Tips merawat kaos warna hitam, pekat, dan putih.

untuk kaos putih atau warna muda:
1 Pisahkan kaos dengan pakaian warna lain nya.
2 Rendam dalam air sabun jangan sekitar 15-30 menit.
3 Sikat lembut bagian yang kotor, bilas sampai bersih.
4. Jemur secara tidak langsung dari sinar matahari

Bila di rendam terlalu lama, maka kotoran akan terlarut dalam air sabun akan kembali masuk dalam benang kaos tersebut sehingga warna putih kaos akan tamapak kusam.

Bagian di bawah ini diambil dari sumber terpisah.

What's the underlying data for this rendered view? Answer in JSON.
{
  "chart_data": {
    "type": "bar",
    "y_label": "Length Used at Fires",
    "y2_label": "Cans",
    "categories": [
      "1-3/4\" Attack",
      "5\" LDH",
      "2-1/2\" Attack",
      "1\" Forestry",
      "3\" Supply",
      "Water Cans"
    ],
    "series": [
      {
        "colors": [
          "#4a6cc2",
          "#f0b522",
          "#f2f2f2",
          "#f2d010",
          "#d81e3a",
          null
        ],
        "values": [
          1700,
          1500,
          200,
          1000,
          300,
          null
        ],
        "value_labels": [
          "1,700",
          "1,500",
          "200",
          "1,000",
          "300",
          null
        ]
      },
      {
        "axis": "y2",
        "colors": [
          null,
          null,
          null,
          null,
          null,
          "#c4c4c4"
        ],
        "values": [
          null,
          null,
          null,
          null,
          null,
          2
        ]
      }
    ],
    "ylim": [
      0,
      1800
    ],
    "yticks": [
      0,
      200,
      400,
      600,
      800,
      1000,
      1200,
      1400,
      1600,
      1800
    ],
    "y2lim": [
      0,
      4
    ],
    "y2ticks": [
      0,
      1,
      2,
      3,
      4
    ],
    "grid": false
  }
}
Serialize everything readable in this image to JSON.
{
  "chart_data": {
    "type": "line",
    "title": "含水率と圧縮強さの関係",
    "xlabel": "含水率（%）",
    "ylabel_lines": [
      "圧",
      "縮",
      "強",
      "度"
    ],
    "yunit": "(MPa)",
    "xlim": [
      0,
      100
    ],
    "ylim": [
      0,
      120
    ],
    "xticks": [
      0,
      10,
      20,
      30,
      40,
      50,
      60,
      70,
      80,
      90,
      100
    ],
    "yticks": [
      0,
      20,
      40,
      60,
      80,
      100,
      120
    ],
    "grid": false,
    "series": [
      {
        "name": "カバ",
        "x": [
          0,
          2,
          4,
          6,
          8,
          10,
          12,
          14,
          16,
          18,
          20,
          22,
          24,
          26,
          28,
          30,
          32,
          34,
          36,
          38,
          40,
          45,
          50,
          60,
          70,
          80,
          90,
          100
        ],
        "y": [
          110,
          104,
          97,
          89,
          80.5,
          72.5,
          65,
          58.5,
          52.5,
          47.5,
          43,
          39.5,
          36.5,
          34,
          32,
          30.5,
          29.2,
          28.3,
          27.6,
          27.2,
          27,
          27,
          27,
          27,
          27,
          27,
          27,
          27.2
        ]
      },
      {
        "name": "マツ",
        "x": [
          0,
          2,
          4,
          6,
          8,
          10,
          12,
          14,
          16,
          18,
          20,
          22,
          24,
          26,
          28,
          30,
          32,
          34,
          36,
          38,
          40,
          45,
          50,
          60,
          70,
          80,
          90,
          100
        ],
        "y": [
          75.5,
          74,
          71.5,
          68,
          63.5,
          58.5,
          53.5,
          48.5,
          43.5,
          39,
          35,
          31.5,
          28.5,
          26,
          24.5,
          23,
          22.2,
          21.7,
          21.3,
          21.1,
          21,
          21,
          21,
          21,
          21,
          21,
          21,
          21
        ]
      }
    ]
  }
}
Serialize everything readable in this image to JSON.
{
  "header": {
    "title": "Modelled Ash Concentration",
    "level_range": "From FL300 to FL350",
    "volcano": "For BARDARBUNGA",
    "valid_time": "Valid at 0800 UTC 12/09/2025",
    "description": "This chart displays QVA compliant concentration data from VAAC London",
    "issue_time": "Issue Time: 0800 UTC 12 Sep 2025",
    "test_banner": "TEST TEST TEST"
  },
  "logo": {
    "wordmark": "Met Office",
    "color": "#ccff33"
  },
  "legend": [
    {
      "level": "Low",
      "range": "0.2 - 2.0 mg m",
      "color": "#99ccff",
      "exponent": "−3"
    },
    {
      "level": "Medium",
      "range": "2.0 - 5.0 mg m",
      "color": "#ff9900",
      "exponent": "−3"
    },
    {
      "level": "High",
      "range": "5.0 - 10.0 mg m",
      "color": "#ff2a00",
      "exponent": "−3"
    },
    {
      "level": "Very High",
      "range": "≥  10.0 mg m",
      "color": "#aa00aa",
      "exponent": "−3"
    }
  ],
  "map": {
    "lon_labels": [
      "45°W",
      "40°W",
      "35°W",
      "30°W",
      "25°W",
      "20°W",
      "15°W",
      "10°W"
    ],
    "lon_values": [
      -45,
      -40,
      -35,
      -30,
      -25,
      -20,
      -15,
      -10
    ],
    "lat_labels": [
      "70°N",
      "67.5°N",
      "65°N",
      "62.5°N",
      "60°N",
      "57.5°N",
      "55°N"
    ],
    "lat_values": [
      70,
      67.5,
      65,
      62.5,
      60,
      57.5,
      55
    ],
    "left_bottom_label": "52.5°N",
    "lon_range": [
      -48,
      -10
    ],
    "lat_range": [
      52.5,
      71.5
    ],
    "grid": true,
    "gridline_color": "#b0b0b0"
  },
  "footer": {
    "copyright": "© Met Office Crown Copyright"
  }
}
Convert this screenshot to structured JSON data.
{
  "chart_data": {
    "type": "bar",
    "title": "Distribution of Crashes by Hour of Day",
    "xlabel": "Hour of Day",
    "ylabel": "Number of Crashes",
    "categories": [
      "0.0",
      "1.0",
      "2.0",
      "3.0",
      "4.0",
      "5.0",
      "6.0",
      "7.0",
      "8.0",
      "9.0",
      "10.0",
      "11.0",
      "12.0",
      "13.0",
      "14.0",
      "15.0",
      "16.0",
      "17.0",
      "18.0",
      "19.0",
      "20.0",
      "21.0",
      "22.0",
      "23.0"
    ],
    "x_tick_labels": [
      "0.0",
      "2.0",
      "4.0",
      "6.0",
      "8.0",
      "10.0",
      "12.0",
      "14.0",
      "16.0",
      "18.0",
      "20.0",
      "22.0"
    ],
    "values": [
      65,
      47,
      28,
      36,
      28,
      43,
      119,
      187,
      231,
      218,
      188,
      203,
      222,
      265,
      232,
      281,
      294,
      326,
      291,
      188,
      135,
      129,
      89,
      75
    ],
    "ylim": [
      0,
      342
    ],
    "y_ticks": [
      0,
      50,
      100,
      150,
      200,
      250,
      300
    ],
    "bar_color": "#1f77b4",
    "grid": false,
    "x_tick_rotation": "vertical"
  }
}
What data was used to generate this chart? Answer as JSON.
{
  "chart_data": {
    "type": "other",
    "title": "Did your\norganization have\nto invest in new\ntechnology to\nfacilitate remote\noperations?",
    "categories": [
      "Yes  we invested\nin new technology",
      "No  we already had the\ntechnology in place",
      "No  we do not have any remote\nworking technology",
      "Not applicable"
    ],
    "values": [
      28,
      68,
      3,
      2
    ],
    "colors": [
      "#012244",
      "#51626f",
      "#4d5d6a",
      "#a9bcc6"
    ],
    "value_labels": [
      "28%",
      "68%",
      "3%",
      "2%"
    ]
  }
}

Bila langsung di jemur langsung di bawah matahari, maka sinar matahari/ultraviolet dari matahari akan merusak kimia warna pada benang kaos hitam,berwarna maupun putih.Lama kelamaan warna tersebut akan pudar dan berwarna pudar dan terliaht kusam.Hindarilah penjemuran langsung di bawah terik matahari,mendapatkan aliran udara yang baik dan kering.
Bila aliran udara tidak bagus maka kaos akan berbau apek.